Two decades after returning to their homeland, the population of David's deer -- known as Milu deer to Chinese -- has grown to over 2,000 in China, according to Ding Yuhua, head of the Dafeng State Milu Nature Reserve in Dafeng city in east China's Jiangsu Province.


"Milu deer have grown into a population of 3,000 worldwide. They are bred in 208 farms located in more than 20 countries all over the world," Ding said.


"But if an infectious disease broke out or their habitat came under pressure from human activity, the population would prove to be too small," Ding said.
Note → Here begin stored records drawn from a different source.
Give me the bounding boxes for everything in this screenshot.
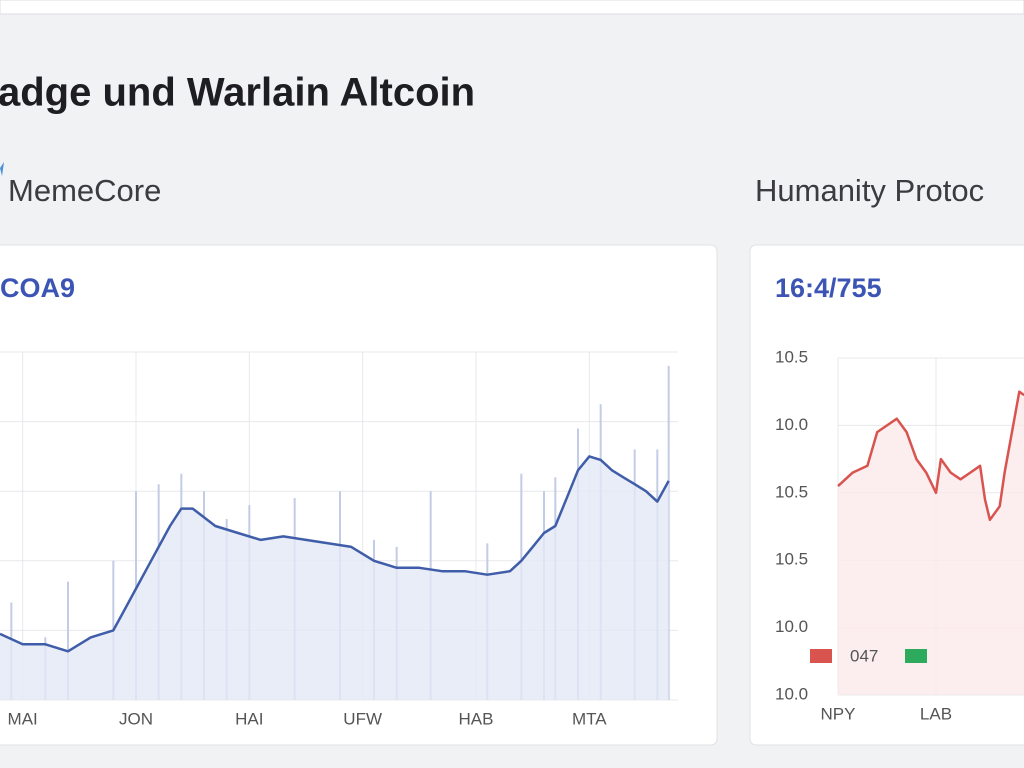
top-bar: [0, 0, 1024, 15]
y-tick-label: 10.5: [775, 482, 808, 501]
y-tick-label: 10.0: [775, 415, 808, 434]
legend-label: 047: [850, 646, 878, 665]
section-title: Humanity Protoc: [755, 173, 984, 208]
x-tick-label: NPY: [821, 704, 856, 723]
page-title: adge und Warlain Altcoin: [0, 71, 475, 115]
x-tick-label: MTA: [572, 709, 607, 728]
x-tick-label: UFW: [343, 709, 382, 728]
x-tick-label: HAI: [235, 709, 263, 728]
y-tick-label: 10.5: [775, 347, 808, 366]
legend-swatch: [810, 649, 832, 663]
x-tick-label: HAB: [459, 709, 494, 728]
price-label: COA9: [0, 273, 75, 303]
legend-swatch-extra: [905, 649, 927, 663]
x-tick-label: LAB: [920, 704, 952, 723]
area: [0, 456, 669, 700]
x-tick-label: MAI: [8, 709, 38, 728]
y-tick-label: 10.5: [775, 550, 808, 569]
area: [838, 391, 1024, 695]
y-tick-label: 10.0: [775, 684, 808, 703]
price-label: 16:4/755: [775, 273, 882, 303]
y-tick-label: 10.0: [775, 617, 808, 636]
charts: MAI JON HAI UFW HAB MTA 10.5 10.0 10.5 10.5 10.0 10…: [0, 347, 1024, 728]
line: [837, 390, 1024, 522]
section-title: MemeCore: [8, 173, 161, 208]
x-tick-label: JON: [119, 709, 153, 728]
coin-icon: [0, 162, 4, 176]
line: [0, 455, 670, 653]
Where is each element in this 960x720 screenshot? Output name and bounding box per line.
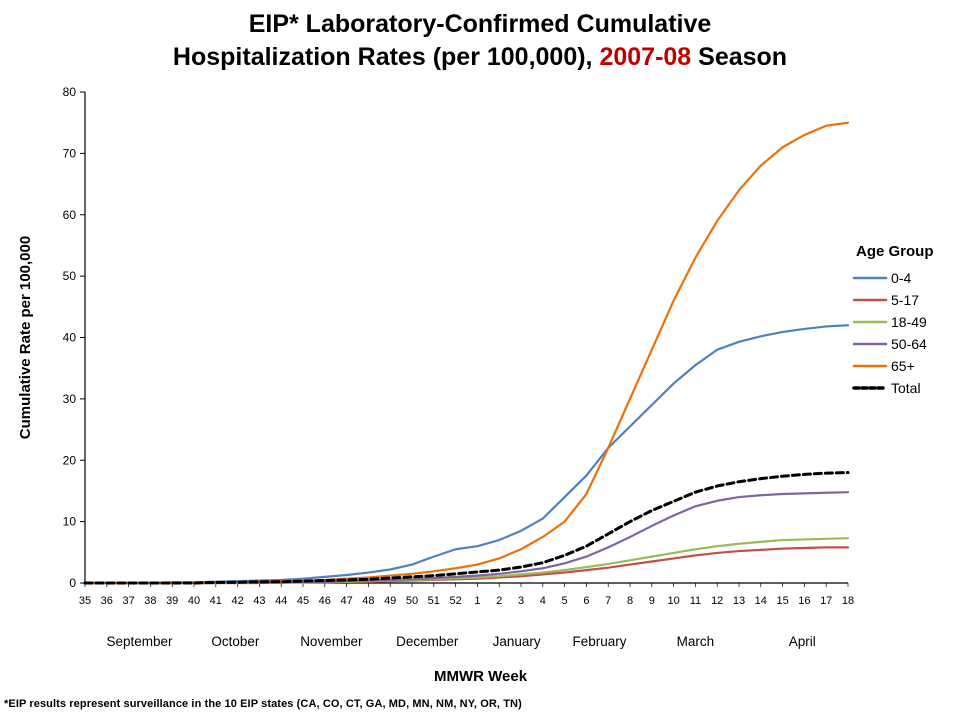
legend-label-0-4: 0-4 — [891, 270, 911, 286]
x-tick-label: 10 — [667, 595, 679, 607]
x-tick-label: 44 — [275, 595, 287, 607]
x-tick-label: 9 — [649, 595, 655, 607]
x-tick-label: 52 — [449, 595, 461, 607]
x-tick-label: 18 — [842, 595, 854, 607]
x-tick-label: 37 — [122, 595, 134, 607]
y-tick-label: 30 — [63, 392, 77, 406]
series-line-50-64 — [83, 491, 850, 585]
y-tick-label: 0 — [69, 576, 76, 590]
month-label-october: October — [211, 634, 260, 649]
x-tick-label: 1 — [474, 595, 480, 607]
y-tick-label: 20 — [63, 453, 77, 467]
x-tick-label: 11 — [690, 595, 701, 607]
y-tick-label: 50 — [63, 269, 77, 283]
chart-title-line2-suffix: Season — [691, 42, 788, 71]
legend-label-50-64: 50-64 — [891, 336, 927, 352]
legend-label-18-49: 18-49 — [891, 314, 927, 330]
x-axis-title: MMWR Week — [434, 668, 528, 685]
month-label-november: November — [300, 634, 363, 649]
series-line-Total — [83, 471, 850, 585]
x-tick-label: 12 — [711, 595, 723, 607]
x-tick-label: 39 — [166, 595, 178, 607]
x-tick-label: 50 — [406, 595, 418, 607]
chart-title-line2: Hospitalization Rates (per 100,000), 200… — [0, 41, 960, 74]
x-tick-label: 4 — [540, 595, 546, 607]
month-label-march: March — [677, 634, 715, 649]
month-label-april: April — [789, 634, 816, 649]
x-tick-label: 45 — [297, 595, 309, 607]
x-tick-label: 42 — [231, 595, 243, 607]
x-tick-label: 8 — [627, 595, 633, 607]
x-tick-label: 51 — [428, 595, 440, 607]
x-tick-label: 35 — [79, 595, 91, 607]
chart-title-line2-prefix: Hospitalization Rates (per 100,000), — [172, 42, 600, 71]
y-axis-title: Cumulative Rate per 100,000 — [17, 236, 34, 439]
legend-label-Total: Total — [891, 380, 921, 396]
y-tick-label: 60 — [63, 208, 77, 222]
x-tick-label: 7 — [605, 595, 611, 607]
month-label-september: September — [106, 634, 173, 649]
x-tick-label: 5 — [562, 595, 568, 607]
month-label-january: January — [493, 634, 541, 649]
footnote: *EIP results represent surveillance in t… — [4, 698, 522, 710]
x-tick-label: 46 — [319, 595, 331, 607]
x-tick-label: 36 — [101, 595, 113, 607]
legend-label-65+: 65+ — [891, 358, 915, 374]
x-tick-label: 49 — [384, 595, 396, 607]
month-label-december: December — [396, 634, 459, 649]
x-tick-label: 40 — [188, 595, 200, 607]
x-tick-label: 48 — [362, 595, 374, 607]
x-tick-label: 41 — [210, 595, 222, 607]
chart-title-line1: EIP* Laboratory-Confirmed Cumulative — [248, 10, 712, 38]
y-tick-label: 10 — [63, 515, 77, 529]
x-tick-label: 3 — [518, 595, 524, 607]
x-tick-label: 17 — [820, 595, 832, 607]
x-tick-label: 13 — [733, 595, 745, 607]
season-highlight: 2007-08 — [599, 42, 692, 71]
x-tick-label: 16 — [798, 595, 810, 607]
series-line-65+ — [83, 121, 850, 585]
x-tick-label: 14 — [755, 595, 767, 607]
x-tick-label: 15 — [776, 595, 788, 607]
chart-title: EIP* Laboratory-Confirmed Cumulative Hos… — [0, 8, 960, 73]
y-tick-label: 40 — [63, 331, 77, 345]
x-tick-label: 6 — [583, 595, 589, 607]
legend-title: Age Group — [856, 243, 934, 260]
y-tick-label: 80 — [63, 85, 77, 99]
x-tick-label: 47 — [340, 595, 352, 607]
x-tick-label: 43 — [253, 595, 265, 607]
month-label-february: February — [572, 634, 626, 649]
y-tick-label: 70 — [63, 146, 77, 160]
x-tick-label: 2 — [496, 595, 502, 607]
x-tick-label: 38 — [144, 595, 156, 607]
legend-label-5-17: 5-17 — [891, 292, 919, 308]
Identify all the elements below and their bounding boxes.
Native to China, Milu deer are nicknamed "none of the four" because of their striking appearance -- a camel's neck, a donkey's tail, cow-like hooves and a stag's horn.


The species was named Pere David's deer after Pere David, a Basque missionary, who became the first Westerner to introduce the strange beast to Europe in the late 19th century.


Milu became extinct in their native China in the 1800s due to flooding, hunting and war. In 1985, 22 specimens were brought back to China from the world's last existing herd at the Duke of Bedford's estate in Bedfordshire, England.


The Dafeng State Milu Nature Reserve has since seen its population of 39 deer grow to 1007 animals today including 62 living in the wild.


Besides the nature reserve in Jiangsu, Milu deer are also raised in other parts of China, including Beijing, Tian'ezhou Milu National Nature Reserve in Hubei, and Henan's Yuanyang County.


In 1998 China began reintroducing the endangered species to the wild.